Mittelfeld FC Luzern über die Mittelfeldspieler Fabian Frei und Djibril Sow

«Mit Fabian Frei habe ich vor vielen Jahren in der Juniorennationalmannschaft zusammengespielt. Ich bin ja nur ein Jahr älter als er. Djibril Sow kenne ich nicht ganz so gut, weil er schon früh zu Borussia Mönchengladbach ins Ausland gewechselt war und erst seit etwas mehr als einem Jahr wieder in der Super League spielt. Er hat aber sehr gute Anlagen und ein sehr grosses Talent. Er wird sicher eine gute Karriere machen. Die beiden sind aber ganz unterschiedliche Spielertypen. Fabian Frei ist ein Stratege mit Technik und Übersicht. Er spielt sehr intelligent und kann auf verschiedenen Positionen eingesetzt werden. Djibril Sow hat zwar auch eine sehr gute Technik, besticht aber eher mit seiner Spritzigkeit und seiner Aggressivität. Gegen ihn ist es schwieriger, einen Zweikampf oder ein Laufduell zu gewinnen.»

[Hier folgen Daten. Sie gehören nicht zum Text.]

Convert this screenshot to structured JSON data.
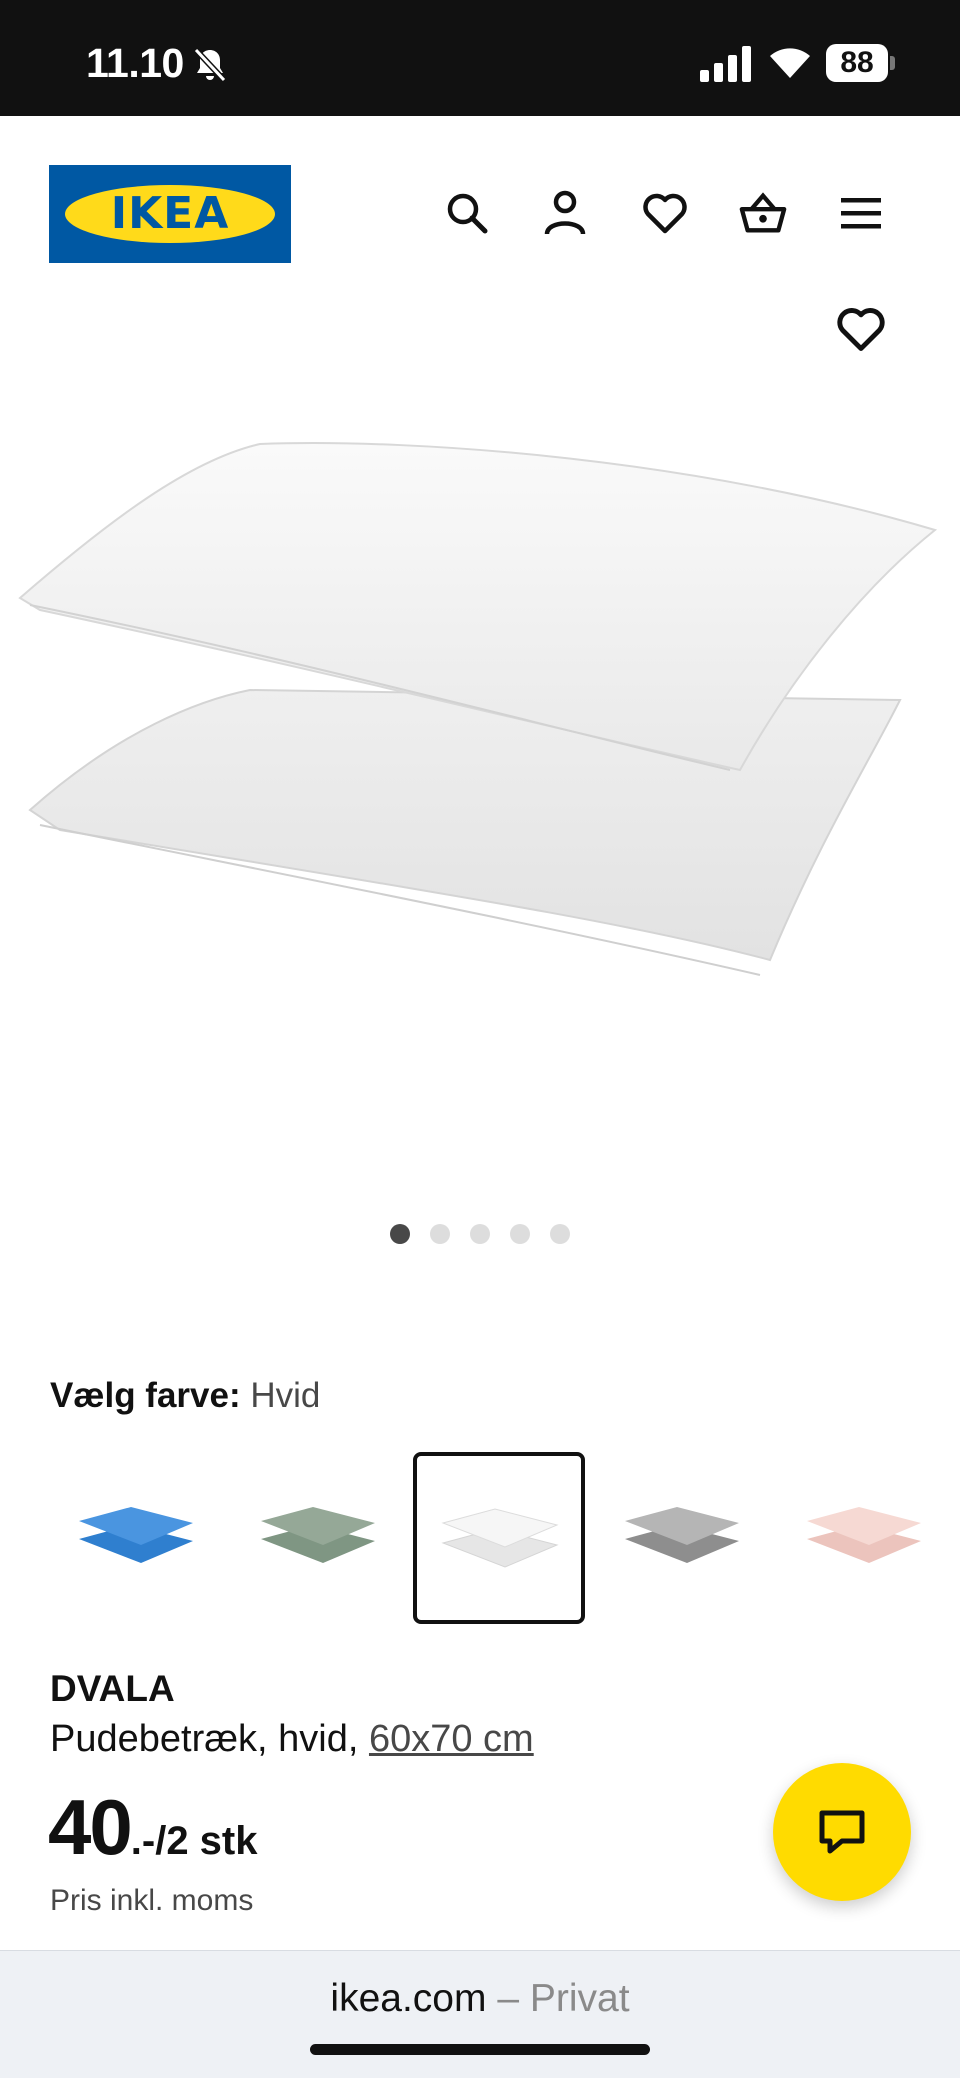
{
  "status_bar": {
    "time": "11.10",
    "battery": "88",
    "icons": [
      "bell-mute-icon",
      "signal-icon",
      "wifi-icon",
      "battery-icon"
    ]
  },
  "header": {
    "logo_text": "IKEA",
    "icons": [
      "search-icon",
      "account-icon",
      "favorites-heart-icon",
      "shopping-basket-icon",
      "menu-icon"
    ]
  },
  "gallery": {
    "image_count": 5,
    "active_index": 0
  },
  "color_picker": {
    "label": "Vælg farve:",
    "selected": "Hvid",
    "options": [
      {
        "name": "blue",
        "color": "#3a8ad8"
      },
      {
        "name": "green",
        "color": "#8a9e8c"
      },
      {
        "name": "white",
        "color": "#f2f2f2"
      },
      {
        "name": "grey",
        "color": "#a8a8a8"
      },
      {
        "name": "pink",
        "color": "#f2cfc8"
      }
    ]
  },
  "product": {
    "name": "DVALA",
    "description": "Pudebetræk, hvid,",
    "size": "60x70 cm",
    "price_int": "40",
    "price_suffix": ".-/2 stk",
    "price_note": "Pris inkl. moms"
  },
  "browser": {
    "domain": "ikea.com",
    "separator": " – ",
    "mode": "Privat"
  },
  "colors": {
    "ikea_blue": "#0058a3",
    "ikea_yellow": "#ffda1a",
    "chat_yellow": "#ffdb00"
  }
}
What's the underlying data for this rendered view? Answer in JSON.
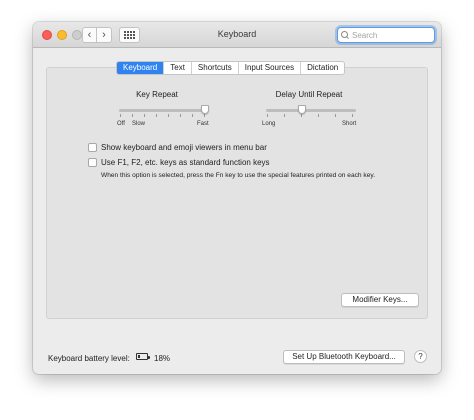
{
  "window": {
    "title": "Keyboard"
  },
  "toolbar": {
    "back_icon": "‹",
    "forward_icon": "›",
    "search_placeholder": "Search"
  },
  "tabs": [
    {
      "label": "Keyboard",
      "active": true
    },
    {
      "label": "Text",
      "active": false
    },
    {
      "label": "Shortcuts",
      "active": false
    },
    {
      "label": "Input Sources",
      "active": false
    },
    {
      "label": "Dictation",
      "active": false
    }
  ],
  "key_repeat": {
    "title": "Key Repeat",
    "label_off": "Off",
    "label_slow": "Slow",
    "label_fast": "Fast",
    "value": 0.95
  },
  "delay_until_repeat": {
    "title": "Delay Until Repeat",
    "label_long": "Long",
    "label_short": "Short",
    "value": 0.4
  },
  "options": {
    "show_viewers": {
      "label": "Show keyboard and emoji viewers in menu bar",
      "checked": false
    },
    "function_keys": {
      "label": "Use F1, F2, etc. keys as standard function keys",
      "checked": false
    },
    "function_keys_help": "When this option is selected, press the Fn key to use the special features printed on each key."
  },
  "buttons": {
    "modifier_keys": "Modifier Keys...",
    "bluetooth_keyboard": "Set Up Bluetooth Keyboard...",
    "help": "?"
  },
  "footer": {
    "battery_label": "Keyboard battery level:",
    "battery_percent": "18%"
  },
  "colors": {
    "accent": "#2f83f1",
    "close": "#fc5f57",
    "minimize": "#fdbc2e"
  }
}
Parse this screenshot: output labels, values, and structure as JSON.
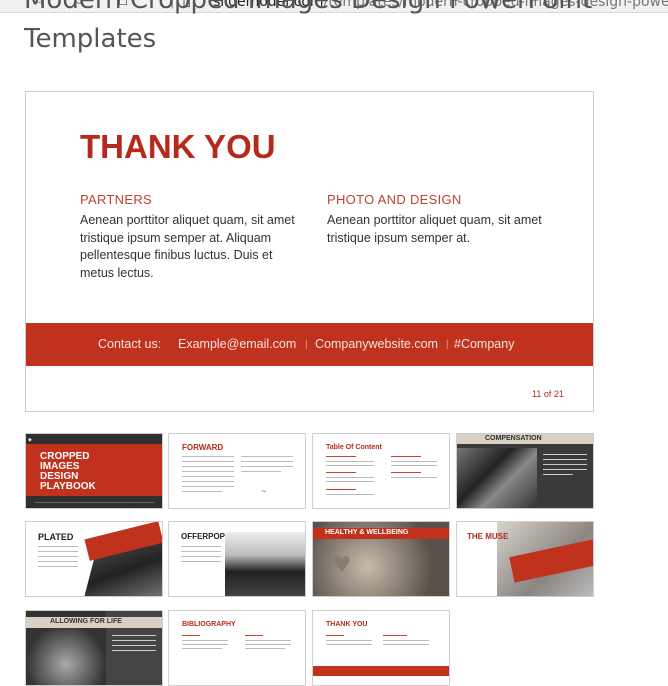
{
  "browser": {
    "url_domain": "slidemodel.com",
    "url_path": "/templates/modern-cropped-images-design-powerpoint-temp"
  },
  "page": {
    "title_line1": "Modern Cropped Images Design PowerPoint",
    "title_line2": "Templates"
  },
  "slide": {
    "heading": "THANK YOU",
    "col1_heading": "PARTNERS",
    "col1_text": "Aenean porttitor aliquet quam, sit amet tristique ipsum semper at. Aliquam pellentesque finibus luctus. Duis et metus lectus.",
    "col2_heading": "PHOTO AND DESIGN",
    "col2_text": "Aenean porttitor aliquet quam, sit amet tristique ipsum semper at.",
    "contact_label": "Contact us:",
    "email": "Example@email.com",
    "website": "Companywebsite.com",
    "hashtag": "#Company",
    "page_indicator": "11 of 21",
    "accent_color": "#c0321e"
  },
  "thumbnails": {
    "t1_title": "CROPPED IMAGES DESIGN PLAYBOOK",
    "t2_title": "FORWARD",
    "t3_title": "Table Of Content",
    "t4_title": "COMPENSATION",
    "t5_title": "PLATED",
    "t6_title": "OFFERPOP",
    "t7_title": "HEALTHY & WELLBEING",
    "t8_title": "THE MUSE",
    "t9_title": "ALLOWING FOR LIFE",
    "t10_title": "BIBLIOGRAPHY",
    "t11_title": "THANK YOU"
  }
}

Verteidiger FC Zürich über die Stürmer Albian Ajeti und Roger Assalé

Alain Nef

Verteidiger FC Zürich über die Stürmer Albian Ajeti und Roger Assalé

«Es ist als Verteidiger gegen beide Stürmer sehr unangenehm. Albian Ajeti ist körperlich sehr stark, er verarbeitet den Ball gut mit dem Rücken zum Tor, seine Kopfbälle sind immer gefährlich. Er ist ein Strafraumstürmer, braucht wenige Chancen für seine Tore. Manchmal sieht man ihn lange nicht – und plötzlich ist er alleine vor dem Tor. Zudem hat er ein gutes Auge. Roger Assalé ist ein ganz anderer Spielertyp. Er lebt von seiner Schnelligkeit, ist wendig und wirblig, seine Dribblings sind klasse. Er hat die Nase dafür, wann er die Tiefe des Raumes suchen muss. Dann nimmt er Tempo auf und überfordert seine Gegenspieler im Eins gegen Eins. Vor dem Tor ist er eiskalt. Etwas Weiteres, das auffällt: Er schnappt sich viele zweite Bälle. Als Verteidiger ist es wichtig, ihn sofort bei der Ballannahme zu stören, das mag er nicht.»